As the below chart points out, cohabitation has been on a steady rise since 1960. Going from 1.1% of couples living together to 11.6% in 2010.
Cohabiting relationships are less healthy for the individuals cohabiting and for the children living in those household. Cohabiting is now rivaling divorce as the biggest threat to a child's well-being. Not that divorce is less of a problem.
According to Professor Brad Wilcox, director of the National Marriage Project, “the rise of cohabiting households with children is the largest unrecognized threat to the quality and stability of children’s family lives.” As he notes in his report Why Marriage Matters: Thirty Conclusions from the Social Sciences, in the last half of the 20th century, “divorce was the event most likely to undercut the quality and stability of children’s family lives.” However, today children are more likely to spend time in a cohabiting household than to see their parents divorce.Reasons cohabiting is bad for kids?
Much of the risk for children in cohabitation stems from the high rate of instability among these couples. A 2007 study shows that roughly two-thirds of unmarried parents separate within five years after having a child, and only about one in five of these couples end up getting married within that timeframe. In contrast, more than 80 percent of married couples will still be together within five years of their children’s births.What's best for kids? Intact, biological, married family. That's why we seek to protect this standard in our state laws.
Children in cohabiting families also do not reap the same benefits as their peers born to married parents. On average, these children fail to perform as well academically, exhibit more behavioral problems, have poorer health, are at greater risk for abuse, and are more likely to be sexually active as teens. They don’t fare much better financially than children in single-parent homes either, meaning they are far more likely to be poor.
Tragically, cohabitation and particularly unwed births occur more often among low- and moderately educated Americans. The poorer outcomes for children born outside of marriage, including higher poverty, mean that these children and their families, already with limited resources, are now doubly disadvantaged compared to their more highly educated peers who overwhelmingly wait until marriage to have children. This trend is creating a “two-caste society” divided along the lines of marriage and education.

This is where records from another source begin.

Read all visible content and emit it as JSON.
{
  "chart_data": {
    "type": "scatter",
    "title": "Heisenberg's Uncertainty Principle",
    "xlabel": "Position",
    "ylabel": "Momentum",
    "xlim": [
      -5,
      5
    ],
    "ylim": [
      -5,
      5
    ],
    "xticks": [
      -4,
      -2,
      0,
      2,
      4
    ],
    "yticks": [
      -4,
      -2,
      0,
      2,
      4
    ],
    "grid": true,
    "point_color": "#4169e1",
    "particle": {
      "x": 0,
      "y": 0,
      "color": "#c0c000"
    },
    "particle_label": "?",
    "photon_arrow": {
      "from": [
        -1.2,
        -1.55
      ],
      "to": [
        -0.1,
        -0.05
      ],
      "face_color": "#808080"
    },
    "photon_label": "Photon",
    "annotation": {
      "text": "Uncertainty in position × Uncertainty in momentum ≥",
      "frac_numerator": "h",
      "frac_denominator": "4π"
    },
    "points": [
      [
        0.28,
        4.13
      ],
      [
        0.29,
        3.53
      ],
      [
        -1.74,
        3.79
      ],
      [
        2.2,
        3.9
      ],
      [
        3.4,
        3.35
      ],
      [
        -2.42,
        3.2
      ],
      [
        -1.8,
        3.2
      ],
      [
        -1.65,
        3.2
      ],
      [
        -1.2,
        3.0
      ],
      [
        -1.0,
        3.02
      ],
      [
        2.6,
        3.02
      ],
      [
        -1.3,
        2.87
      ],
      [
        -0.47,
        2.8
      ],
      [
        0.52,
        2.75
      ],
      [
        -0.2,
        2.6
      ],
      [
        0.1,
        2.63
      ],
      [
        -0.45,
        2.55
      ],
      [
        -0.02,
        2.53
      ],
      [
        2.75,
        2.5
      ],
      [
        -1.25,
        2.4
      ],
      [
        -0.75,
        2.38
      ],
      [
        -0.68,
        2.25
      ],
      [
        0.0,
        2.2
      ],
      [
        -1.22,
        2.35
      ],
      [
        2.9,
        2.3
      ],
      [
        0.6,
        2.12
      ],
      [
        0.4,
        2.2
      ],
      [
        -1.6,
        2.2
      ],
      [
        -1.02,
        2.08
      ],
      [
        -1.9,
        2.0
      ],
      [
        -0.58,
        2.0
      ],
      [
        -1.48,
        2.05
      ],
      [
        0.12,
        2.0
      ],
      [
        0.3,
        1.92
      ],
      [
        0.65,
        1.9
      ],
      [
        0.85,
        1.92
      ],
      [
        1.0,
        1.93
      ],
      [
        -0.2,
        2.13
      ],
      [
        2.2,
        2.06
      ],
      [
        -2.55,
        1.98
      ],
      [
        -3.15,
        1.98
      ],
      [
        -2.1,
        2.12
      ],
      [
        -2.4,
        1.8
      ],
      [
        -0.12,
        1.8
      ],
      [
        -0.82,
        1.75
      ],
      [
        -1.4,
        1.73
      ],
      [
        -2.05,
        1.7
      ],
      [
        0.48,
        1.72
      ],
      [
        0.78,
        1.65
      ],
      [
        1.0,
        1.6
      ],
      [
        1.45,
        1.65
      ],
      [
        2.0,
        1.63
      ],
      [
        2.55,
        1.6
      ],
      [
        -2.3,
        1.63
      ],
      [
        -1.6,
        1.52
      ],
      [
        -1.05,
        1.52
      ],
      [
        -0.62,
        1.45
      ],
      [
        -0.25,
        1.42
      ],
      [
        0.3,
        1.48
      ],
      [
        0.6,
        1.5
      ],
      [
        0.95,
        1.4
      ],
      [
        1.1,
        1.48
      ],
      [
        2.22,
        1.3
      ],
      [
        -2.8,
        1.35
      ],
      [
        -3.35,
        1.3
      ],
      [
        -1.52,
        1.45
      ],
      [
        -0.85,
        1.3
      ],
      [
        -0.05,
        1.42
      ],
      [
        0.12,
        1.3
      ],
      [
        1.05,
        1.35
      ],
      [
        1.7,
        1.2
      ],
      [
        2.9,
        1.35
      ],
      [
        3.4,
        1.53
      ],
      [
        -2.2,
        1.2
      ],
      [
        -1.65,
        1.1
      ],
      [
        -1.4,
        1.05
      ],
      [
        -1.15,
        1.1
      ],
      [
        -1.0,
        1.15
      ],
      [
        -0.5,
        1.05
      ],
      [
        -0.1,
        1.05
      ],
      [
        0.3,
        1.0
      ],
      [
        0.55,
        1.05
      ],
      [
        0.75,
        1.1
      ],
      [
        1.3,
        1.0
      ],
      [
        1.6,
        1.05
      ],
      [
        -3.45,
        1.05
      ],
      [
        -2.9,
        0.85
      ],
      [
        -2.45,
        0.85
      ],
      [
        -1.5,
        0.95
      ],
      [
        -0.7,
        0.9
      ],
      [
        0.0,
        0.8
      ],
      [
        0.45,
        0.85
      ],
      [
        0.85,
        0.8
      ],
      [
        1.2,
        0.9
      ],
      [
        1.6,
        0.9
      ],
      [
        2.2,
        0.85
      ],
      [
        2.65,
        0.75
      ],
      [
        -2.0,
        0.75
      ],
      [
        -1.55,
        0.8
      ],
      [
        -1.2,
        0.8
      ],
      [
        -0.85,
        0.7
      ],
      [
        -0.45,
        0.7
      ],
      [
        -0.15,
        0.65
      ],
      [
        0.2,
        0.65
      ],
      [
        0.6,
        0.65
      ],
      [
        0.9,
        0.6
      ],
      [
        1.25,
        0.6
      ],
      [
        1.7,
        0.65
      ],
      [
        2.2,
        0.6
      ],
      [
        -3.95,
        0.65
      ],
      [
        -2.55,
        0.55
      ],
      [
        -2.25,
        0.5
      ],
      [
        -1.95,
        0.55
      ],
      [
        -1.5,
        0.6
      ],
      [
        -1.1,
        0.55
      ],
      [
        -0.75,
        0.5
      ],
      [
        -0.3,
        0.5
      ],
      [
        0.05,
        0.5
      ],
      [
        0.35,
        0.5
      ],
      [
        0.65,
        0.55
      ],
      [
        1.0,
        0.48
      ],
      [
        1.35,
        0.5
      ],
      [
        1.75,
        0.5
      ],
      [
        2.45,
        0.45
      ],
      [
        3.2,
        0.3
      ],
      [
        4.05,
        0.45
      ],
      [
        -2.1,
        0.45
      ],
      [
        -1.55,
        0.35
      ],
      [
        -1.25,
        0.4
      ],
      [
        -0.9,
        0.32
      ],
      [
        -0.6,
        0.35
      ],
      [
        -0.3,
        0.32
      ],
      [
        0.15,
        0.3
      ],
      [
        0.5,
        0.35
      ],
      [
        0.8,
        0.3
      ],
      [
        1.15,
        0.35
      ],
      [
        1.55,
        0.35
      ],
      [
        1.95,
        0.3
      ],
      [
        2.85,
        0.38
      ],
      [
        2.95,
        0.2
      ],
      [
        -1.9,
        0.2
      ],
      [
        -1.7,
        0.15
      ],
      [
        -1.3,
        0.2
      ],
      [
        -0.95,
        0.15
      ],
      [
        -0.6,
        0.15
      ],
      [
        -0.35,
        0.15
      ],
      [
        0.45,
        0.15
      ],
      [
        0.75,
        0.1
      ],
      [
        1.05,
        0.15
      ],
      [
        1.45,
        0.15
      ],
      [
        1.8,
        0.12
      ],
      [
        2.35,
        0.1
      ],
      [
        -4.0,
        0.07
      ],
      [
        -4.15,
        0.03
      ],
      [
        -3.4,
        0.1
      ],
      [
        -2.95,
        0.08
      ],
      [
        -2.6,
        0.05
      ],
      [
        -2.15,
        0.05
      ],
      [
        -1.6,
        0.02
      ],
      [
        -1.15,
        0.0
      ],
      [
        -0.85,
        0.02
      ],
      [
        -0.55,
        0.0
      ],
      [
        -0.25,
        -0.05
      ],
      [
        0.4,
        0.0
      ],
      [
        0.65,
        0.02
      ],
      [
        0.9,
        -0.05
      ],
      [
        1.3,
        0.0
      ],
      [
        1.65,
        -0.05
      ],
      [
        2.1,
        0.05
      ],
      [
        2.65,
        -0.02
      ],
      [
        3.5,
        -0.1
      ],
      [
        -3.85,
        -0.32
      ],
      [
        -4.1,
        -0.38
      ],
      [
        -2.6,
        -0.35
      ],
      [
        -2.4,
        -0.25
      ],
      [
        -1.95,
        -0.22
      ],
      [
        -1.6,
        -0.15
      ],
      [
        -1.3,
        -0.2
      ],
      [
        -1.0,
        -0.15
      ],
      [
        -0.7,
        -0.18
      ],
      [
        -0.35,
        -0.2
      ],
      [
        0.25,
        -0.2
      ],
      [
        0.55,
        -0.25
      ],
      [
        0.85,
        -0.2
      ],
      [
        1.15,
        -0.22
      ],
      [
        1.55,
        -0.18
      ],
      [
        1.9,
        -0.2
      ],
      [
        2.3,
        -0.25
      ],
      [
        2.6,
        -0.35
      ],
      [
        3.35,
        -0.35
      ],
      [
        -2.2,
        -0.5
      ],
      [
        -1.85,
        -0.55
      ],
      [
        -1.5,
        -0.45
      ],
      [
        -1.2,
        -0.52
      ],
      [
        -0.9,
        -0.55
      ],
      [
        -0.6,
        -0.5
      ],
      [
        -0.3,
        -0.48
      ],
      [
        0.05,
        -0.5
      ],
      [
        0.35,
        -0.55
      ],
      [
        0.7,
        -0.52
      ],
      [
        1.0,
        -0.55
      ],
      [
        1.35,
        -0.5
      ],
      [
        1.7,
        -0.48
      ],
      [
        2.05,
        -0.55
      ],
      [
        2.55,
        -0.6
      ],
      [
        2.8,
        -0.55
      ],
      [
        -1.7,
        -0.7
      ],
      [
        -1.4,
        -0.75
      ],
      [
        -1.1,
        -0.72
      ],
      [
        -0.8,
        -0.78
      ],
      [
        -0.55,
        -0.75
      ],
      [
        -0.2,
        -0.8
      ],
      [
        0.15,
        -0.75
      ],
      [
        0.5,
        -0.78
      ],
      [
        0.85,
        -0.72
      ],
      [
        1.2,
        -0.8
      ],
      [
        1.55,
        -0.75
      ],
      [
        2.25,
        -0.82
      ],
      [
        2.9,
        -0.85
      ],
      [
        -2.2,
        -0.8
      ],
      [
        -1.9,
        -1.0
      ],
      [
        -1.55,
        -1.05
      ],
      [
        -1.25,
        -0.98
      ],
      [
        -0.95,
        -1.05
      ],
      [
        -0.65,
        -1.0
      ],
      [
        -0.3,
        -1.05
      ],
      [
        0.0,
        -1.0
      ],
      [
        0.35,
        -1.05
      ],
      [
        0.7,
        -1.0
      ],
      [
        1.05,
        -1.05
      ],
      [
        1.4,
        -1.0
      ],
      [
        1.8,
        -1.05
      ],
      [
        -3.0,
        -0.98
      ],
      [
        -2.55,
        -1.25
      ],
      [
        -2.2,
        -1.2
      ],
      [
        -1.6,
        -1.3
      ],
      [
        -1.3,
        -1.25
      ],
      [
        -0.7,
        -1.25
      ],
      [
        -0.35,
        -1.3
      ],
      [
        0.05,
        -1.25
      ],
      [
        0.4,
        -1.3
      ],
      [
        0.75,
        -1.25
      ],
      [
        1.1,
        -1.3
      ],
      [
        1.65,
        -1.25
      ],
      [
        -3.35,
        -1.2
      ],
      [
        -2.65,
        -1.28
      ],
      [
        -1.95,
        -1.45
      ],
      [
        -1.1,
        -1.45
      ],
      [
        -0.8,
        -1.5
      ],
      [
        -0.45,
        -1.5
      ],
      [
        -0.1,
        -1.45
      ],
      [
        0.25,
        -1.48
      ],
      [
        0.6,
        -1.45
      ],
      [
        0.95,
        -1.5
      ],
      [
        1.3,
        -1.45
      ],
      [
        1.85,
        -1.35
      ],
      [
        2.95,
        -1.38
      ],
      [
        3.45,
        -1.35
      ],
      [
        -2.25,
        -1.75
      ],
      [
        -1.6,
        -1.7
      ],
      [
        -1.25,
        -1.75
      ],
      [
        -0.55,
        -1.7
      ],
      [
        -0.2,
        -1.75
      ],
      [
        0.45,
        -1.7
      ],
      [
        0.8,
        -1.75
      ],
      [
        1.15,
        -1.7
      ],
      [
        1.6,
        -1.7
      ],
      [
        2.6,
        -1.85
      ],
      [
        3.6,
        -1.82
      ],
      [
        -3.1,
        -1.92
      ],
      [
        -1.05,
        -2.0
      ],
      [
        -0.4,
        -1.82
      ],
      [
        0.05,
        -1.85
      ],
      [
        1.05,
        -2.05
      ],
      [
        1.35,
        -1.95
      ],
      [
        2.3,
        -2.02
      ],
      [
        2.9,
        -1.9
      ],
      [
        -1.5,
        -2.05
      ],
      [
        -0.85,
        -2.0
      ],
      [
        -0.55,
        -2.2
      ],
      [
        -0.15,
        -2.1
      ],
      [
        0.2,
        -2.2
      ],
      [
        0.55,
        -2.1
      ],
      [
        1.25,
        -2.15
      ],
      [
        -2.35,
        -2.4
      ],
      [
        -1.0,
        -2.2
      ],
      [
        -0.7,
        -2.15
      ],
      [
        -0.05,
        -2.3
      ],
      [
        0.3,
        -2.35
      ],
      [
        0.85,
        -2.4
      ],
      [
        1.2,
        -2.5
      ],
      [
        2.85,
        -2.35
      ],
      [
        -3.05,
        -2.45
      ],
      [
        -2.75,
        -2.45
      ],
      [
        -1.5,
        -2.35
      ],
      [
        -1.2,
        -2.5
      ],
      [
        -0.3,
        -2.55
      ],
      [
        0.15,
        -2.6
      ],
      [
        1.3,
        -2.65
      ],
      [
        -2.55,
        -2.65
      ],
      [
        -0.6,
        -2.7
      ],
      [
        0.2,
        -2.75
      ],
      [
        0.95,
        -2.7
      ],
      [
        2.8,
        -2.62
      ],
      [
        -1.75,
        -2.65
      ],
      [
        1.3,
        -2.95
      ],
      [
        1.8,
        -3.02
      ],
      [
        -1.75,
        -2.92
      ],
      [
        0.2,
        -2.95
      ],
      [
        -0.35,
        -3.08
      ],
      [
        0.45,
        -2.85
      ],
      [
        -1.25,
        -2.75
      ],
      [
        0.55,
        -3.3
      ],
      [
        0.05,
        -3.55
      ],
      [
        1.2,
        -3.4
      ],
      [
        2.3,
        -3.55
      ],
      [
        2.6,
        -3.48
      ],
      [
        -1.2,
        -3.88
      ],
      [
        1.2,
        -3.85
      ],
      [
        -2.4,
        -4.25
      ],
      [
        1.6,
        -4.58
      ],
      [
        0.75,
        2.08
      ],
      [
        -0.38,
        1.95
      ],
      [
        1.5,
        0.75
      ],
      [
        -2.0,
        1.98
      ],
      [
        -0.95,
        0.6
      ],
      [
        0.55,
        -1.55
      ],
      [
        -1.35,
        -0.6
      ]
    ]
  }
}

As Wilcox points out, “The intact, biological, married family remains the Gold Standard for family life in the United States. Children are most likely to thrive, economically, socially, and psychologically, in this family form.”
Marriage benefits society as a whole, producing individuals who are more likely to thrive. Higher rates of cohabitation and fewer marriages mean that more children will fail to reap the benefits this institution provides.